The end of the Cold War, and the defeat of apartheid in South Africa, brought about far-reaching geopolitical changes across the continent and heralded what became known as the “golden age” in African leadership. This is a period that saw the ascendancy of a new generation of modernising leaders, including SA’s Thabo Mbeki, Tanzania’s Benjamin Mokapa, Nigeria’s Olusegun Obasanjo and Senegal’s Abdoulaye Wade.
These leaders championed African renewal and conceived the New Partnership for Africa’s Development (Nepad). Nepad was a pledge by African leaders to end poor governance, corruption and conflicts in their countries.
Despite some shortcomings, Nepad succeeded in promoting democratic norms and fostering political, economic and corporate accountability in several countries through its peer review mechanism.
Nonetheless, some countries on the continent have continued to be plagued by leadership succession failures.
Countries that have experienced problematic or failed political transitions include Guinea-Bissau, Egypt, Guinea, Ivory Coast, Burkina Faso, Togo and the Democratic Republic of the Congo.
These governance setbacks, however, have been offset by successful leadership transitions in countries such as SA, Mozambique, Ghana, Zambia, Tanzania, Malawi and, recently, Nigeria. for more than three decades and have never had a handover of political power to new incumbents.
Some key points
A few insights can be discerned from African countries’ attempts to grapple with the complex processes of democratisation over the past two decades.

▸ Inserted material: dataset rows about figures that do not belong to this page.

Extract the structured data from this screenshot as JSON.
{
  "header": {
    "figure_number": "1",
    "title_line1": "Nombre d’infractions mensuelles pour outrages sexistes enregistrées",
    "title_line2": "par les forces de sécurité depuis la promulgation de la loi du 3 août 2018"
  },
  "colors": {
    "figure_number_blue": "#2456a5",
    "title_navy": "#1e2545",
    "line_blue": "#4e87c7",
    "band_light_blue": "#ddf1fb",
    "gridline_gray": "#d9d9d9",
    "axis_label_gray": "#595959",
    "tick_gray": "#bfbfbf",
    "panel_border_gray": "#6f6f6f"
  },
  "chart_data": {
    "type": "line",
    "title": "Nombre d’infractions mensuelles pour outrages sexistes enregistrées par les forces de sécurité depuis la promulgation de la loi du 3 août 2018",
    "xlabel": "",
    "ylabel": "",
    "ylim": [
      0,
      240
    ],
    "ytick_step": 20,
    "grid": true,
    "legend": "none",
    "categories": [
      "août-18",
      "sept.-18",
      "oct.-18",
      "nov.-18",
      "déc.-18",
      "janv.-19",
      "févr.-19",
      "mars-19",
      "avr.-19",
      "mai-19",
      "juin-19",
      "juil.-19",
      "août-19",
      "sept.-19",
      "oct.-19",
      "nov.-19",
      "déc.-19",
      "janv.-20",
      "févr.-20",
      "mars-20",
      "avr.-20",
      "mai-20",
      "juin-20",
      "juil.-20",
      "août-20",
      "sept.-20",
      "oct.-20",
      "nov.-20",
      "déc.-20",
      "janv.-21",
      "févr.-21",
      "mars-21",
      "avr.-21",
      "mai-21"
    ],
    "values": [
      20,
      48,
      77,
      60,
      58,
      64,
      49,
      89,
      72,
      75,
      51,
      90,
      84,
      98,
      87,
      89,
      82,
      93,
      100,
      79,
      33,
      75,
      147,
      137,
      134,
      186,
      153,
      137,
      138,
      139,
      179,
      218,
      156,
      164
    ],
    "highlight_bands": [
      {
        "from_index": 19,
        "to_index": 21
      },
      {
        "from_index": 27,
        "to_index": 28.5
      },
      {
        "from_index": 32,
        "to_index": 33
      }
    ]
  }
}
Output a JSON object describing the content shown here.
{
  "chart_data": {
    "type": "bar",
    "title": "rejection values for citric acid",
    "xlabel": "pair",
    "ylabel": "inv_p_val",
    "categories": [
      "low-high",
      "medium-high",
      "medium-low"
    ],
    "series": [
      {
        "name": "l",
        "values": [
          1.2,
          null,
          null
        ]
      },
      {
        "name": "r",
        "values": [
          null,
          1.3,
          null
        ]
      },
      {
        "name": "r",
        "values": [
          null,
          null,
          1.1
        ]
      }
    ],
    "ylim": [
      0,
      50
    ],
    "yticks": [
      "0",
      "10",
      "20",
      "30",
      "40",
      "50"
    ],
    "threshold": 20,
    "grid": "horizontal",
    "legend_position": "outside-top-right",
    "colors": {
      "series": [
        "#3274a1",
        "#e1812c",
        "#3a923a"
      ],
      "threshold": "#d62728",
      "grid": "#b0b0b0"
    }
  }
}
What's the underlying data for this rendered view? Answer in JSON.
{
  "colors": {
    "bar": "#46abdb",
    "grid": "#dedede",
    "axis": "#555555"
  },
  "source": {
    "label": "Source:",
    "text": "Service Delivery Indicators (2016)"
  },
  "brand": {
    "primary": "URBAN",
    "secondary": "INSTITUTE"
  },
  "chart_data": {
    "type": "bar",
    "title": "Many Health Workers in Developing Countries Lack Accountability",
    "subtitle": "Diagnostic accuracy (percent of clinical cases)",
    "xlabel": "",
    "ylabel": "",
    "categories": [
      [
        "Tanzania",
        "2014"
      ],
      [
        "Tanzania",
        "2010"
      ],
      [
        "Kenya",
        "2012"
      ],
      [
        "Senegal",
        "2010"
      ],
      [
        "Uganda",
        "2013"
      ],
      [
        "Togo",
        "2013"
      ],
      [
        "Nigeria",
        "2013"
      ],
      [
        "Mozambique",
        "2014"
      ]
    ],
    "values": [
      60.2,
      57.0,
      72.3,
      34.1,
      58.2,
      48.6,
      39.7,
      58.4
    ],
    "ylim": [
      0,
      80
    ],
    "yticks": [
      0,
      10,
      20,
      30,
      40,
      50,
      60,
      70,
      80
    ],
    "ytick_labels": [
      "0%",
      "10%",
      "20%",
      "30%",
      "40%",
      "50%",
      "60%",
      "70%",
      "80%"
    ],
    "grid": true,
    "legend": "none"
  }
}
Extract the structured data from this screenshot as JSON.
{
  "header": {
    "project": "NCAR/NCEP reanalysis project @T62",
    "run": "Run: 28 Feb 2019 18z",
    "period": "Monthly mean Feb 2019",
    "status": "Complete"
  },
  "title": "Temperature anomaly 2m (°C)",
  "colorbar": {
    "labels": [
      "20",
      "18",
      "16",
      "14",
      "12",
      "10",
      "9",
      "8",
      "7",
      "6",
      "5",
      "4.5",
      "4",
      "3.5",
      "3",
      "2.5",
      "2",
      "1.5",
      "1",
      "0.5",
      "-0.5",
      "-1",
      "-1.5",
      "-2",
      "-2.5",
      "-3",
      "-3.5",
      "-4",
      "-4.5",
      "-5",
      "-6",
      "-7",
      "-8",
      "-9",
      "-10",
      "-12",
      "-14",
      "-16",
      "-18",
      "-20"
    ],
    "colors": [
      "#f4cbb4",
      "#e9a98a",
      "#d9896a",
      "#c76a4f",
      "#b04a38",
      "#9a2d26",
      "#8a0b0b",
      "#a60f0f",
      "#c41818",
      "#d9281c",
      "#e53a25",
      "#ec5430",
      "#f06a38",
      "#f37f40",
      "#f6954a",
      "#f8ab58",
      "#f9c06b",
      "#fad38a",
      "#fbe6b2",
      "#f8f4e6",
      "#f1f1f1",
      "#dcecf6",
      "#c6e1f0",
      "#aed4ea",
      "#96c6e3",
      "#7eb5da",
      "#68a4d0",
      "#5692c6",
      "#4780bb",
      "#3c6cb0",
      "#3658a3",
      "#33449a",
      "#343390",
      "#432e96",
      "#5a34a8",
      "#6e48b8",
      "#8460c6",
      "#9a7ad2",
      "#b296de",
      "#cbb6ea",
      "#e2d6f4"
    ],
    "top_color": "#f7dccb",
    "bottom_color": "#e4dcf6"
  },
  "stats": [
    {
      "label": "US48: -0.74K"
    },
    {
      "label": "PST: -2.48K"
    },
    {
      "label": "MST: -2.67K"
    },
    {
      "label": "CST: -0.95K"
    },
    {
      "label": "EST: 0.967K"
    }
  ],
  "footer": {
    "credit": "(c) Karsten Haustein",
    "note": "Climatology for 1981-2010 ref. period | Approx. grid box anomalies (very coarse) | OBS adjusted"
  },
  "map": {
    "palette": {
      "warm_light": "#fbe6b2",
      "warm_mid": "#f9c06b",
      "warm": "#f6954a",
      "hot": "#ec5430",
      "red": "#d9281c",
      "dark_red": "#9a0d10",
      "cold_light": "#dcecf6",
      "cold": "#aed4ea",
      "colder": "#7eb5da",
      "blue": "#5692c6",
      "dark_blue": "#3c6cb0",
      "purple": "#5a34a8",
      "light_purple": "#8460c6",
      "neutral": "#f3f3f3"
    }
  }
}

Some countries have proven to be better than others in getting transitions right. These countries have succeeded in developing well-defined, regulated, transparent and constitutionally-based mechanisms for determining leadership succession.
The “Big Man” syndrome has remained a key aspect of the continent’s political landscape. Although Africa has made remarkable strides towards embracing democracy, autocratic and self-serving rule has continued to shape politics across the continent.
Faster economic growth has led to a rise in middle classes, who have demanded more accountability and transparency from their governments. The growth of the middle classes has coincided with a growth in civil society organisations, which have been at the forefront of the struggles for democratic change.
Africa’s youth will play a critical role in shaping the future of the continent. Making up the bulk of the continent’s population, many young people have not benefitted from the rapid economic growth experienced by their countries in recent years. If Africa is to have a secure political and economic future, it is essential that youth participation in political processes and decision-making is promoted.
Moreover, even though Africa has made impressive economic progress, political institutions in many countries have not kept pace. Shoring up political institutions, such as legislatures and the judiciary, is crucial to building enduring democracy and preventing a default into authoritarian rule.
In sum, the democratisation and political succession story in Africa is one of achievements, setbacks and regression.
Encouragingly, the continent’s problems in managing transitions are outnumbered by its accomplishments.
Even so, African leaders cannot claim to be active champions for reform in global governance while domestically induced problems of political misrule, endemic corruption, human rights abuses, high levels of capital flight and gross fiscal mismanagement continue to linger on unchecked.
Nepad succeeded in promoting democratic norms and fostering political, economic and corporate accountability in several countries.